There aren’t too many moments when you can pinpoint or track the birth of a genre, but over the past few years, walking simulators — like or loathe them — have laid the foundation for many enthralling experiences. I could relay to you the ways in which Gone Home opened my eyes to the melancholic notion of revisiting the past, or how The Vanishing of Ethan Carter showed me the power of imagination, but for as masterful as these heavily narrative-driven endeavours tend to be, most leave a stumble at the last hurdle.

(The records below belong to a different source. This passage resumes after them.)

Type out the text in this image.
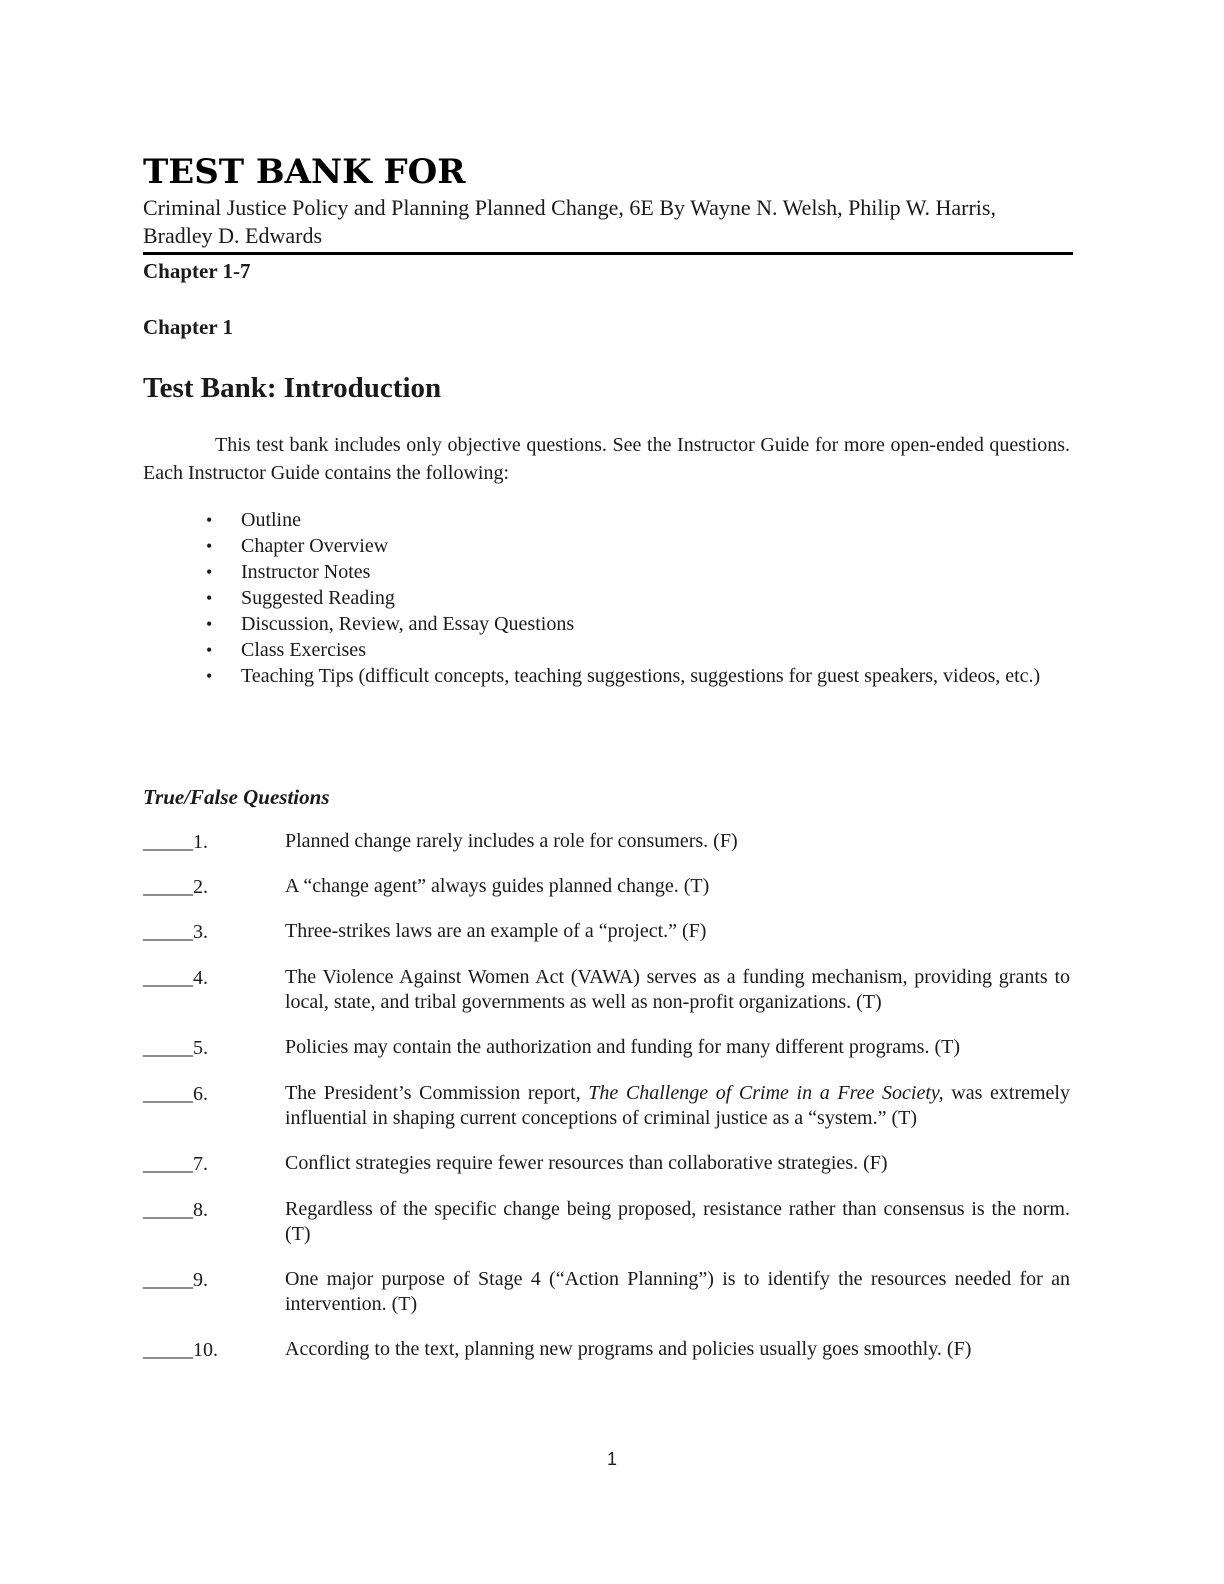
TEST BANK FOR

Criminal Justice Policy and Planning Planned Change, 6E By Wayne N. Welsh, Philip W. Harris, Bradley D. Edwards

Chapter 1-7

Chapter 1

Test Bank: Introduction

This test bank includes only objective questions. See the Instructor Guide for more open-ended questions. Each Instructor Guide contains the following:

• Outline
• Chapter Overview
• Instructor Notes
• Suggested Reading
• Discussion, Review, and Essay Questions
• Class Exercises
• Teaching Tips (difficult concepts, teaching suggestions, suggestions for guest speakers, videos, etc.)

True/False Questions

_____1.	Planned change rarely includes a role for consumers. (F)
_____2.	A “change agent” always guides planned change. (T)
_____3.	Three-strikes laws are an example of a “project.” (F)
_____4.	The Violence Against Women Act (VAWA) serves as a funding mechanism, providing grants to local, state, and tribal governments as well as non-profit organizations. (T)
_____5.	Policies may contain the authorization and funding for many different programs. (T)
_____6.	The President’s Commission report, The Challenge of Crime in a Free Society, was extremely influential in shaping current conceptions of criminal justice as a “system.” (T)
_____7.	Conflict strategies require fewer resources than collaborative strategies. (F)
_____8.	Regardless of the specific change being proposed, resistance rather than consensus is the norm. (T)
_____9.	One major purpose of Stage 4 (“Action Planning”) is to identify the resources needed for an intervention. (T)
_____10.	According to the text, planning new programs and policies usually goes smoothly. (F)
1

Giant Sparrow’s What Remains of Edith Finch is an infinitely rewarding — if relatively bleak — first-person tale. It recounts the titular Edith’s journey to revisit her family home, putting you in charge of wandering around the house in an effort to learn more about her various family member’s remarkably suspicious deaths. It’s a meaningful story due to how confidently it opens itself up to you, with particular shout out going to Barbara’s comic book-laden demise. Working your way through the house, you’re treated to a snapshot into each person’s final moments — well, all except perhaps the most important at all.

What Remains of Edith Finch

Early on we’re told that Edith’s sole reason for abandoning her family home is due to a disagreement between her mother and grandmother when she was young. This is beautifully relayed via Edith’s own internal monologues, yet when the time comes to learn of how grandmother Edie worked her way to the ever-distant old house as a result of the family flair up, we’re unexpectedly pulled away in favour of maintaining the unknown.

This tact is a common element of various walking simulators, who increasingly feel the need to remain ambiguous in order to be considered impactful. Not getting the chance to meet Delilah in Firewatch, Everybody’s Gone to the Rapture going cosmic at the very end. Much like in how traditional third-person actioners the final feeling your left with is the frustration of wailing on a final boss, walking simulators similarly feel the need to present you with a final obstacle. In most cases, an obscure narrative one.

The ability to challenge players with the apparent randomness of RiME’s collectibles, Breath of the Wild’s open-world, and What Remains of Edith Finch’s conclusion is always brave and well-founded. 2017 has offered up some of the most ambiguous story experiences yet, and while not all are successful, if the medium is to ever be considered intellectual and progressive as well as fun, such thoughtfulness is vital.